It took several days to find the body of Cynthia White, who was strangled in San Bernardino County in 1991.
When her former boyfriend discovered her on the night of May 27, 1991, in the Devore home she had inherited from her father, investigators thought she had been dead for a week.
But tracking down her suspected killer took far longer, and the case grew cold by 1993.
On Tuesday, after more than a quarter of a century, prosecutors charged a man already on death row with the murder of White, who was known as "C.J."
Dean Eric Dunlap, 57, has been in San Quentin State Prison since he was convicted in 2005 of killing, raping and kidnapping 9-year-old Sandra Astorga in January 1992.

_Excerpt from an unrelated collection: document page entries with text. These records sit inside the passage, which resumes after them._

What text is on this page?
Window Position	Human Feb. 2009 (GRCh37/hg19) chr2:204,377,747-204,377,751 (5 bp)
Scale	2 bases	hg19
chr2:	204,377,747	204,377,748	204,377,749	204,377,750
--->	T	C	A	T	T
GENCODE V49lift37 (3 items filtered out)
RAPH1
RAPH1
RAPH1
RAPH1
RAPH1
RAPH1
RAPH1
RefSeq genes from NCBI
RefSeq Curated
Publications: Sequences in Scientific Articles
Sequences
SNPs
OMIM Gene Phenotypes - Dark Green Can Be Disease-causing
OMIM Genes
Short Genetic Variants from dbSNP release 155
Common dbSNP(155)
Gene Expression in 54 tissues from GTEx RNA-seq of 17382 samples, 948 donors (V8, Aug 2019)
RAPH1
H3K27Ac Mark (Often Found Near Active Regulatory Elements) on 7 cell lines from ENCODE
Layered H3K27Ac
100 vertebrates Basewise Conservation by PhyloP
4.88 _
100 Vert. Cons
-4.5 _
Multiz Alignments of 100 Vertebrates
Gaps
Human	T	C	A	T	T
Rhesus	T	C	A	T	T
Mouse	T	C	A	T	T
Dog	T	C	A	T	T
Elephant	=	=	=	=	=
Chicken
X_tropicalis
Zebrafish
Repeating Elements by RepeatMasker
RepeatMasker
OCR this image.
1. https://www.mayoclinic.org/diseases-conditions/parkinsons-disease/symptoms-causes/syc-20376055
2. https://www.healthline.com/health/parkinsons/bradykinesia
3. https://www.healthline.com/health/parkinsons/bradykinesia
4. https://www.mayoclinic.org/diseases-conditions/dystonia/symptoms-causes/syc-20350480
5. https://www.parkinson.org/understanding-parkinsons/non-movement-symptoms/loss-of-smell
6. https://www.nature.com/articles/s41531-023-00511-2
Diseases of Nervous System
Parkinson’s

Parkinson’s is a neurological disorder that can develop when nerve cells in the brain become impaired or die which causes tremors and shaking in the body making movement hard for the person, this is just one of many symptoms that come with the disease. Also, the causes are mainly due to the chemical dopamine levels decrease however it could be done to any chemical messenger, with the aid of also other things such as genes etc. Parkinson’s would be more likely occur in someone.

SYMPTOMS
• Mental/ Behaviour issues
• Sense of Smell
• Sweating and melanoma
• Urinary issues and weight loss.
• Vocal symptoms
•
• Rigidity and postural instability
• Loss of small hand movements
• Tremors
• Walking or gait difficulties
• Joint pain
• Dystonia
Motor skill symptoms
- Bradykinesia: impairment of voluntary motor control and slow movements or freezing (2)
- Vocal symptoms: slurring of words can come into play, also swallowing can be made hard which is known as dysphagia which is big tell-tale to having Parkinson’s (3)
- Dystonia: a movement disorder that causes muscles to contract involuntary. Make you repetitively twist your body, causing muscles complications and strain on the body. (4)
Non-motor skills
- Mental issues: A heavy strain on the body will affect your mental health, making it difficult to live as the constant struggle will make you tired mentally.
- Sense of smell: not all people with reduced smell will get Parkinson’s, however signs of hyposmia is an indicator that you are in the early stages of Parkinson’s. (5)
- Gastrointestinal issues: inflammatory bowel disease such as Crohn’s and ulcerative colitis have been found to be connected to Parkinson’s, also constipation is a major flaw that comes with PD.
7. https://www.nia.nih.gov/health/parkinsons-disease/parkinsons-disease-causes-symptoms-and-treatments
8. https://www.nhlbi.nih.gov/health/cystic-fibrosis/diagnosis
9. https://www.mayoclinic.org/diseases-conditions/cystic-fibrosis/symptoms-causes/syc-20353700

The conviction made him the first man in San Bernardino County to be sentenced to death because of evidence uncovered through California's DNA database.
Now, DNA has proved crucial to tying him to another cold case, authorities said.
Detectives from the county's Sheriff's Department reviewed White's case in 2012 and submitted additional evidence for DNA analysis.
The next year, the state Department of Justice database registered a match with Dunlap. It's unclear what evidence contained Dunlap's DNA.
Dunlap had provided a blood sample to authorities in 1996, when he was paroled after serving a prison term for sexual assault.
That sample was used to tie him to semen found on Sandra's underwear, T-shirt and shorts.
The young girl was walking to Roosevelt Elementary School in January 1992 and vanished. A hiker found her body weeks later, covered by a bedspread and oily tarp in a field near Devore.
In 1999, the fluids on her clothing matched DNA that Dunlap had provided. In 2005, jurors convicted Dunlap of first-degree murder, kidnapping, forcible rape and committing a forcible lewd act upon a child, along with three special circumstances that left him eligible for the death penalty.
White was known as a likable young woman who frequently held barbecues and parties at her home, the San Bernardino Sun reported shortly after her death. Her father had died of cancer and bequeathed his Devore home to her in 1988.
She often went to the Screaming Chicken Saloon and would pay for drinks for friends, the bar's owner told the newspaper. White also worked at a convenience store.
"She was a good little worker, very sweet," co-worker Sigrid Townley told the Sun. "The customers all liked her. And that's what counted."
Dunlap is expected to be transferred from San Quentin to custody in San Bernardino County.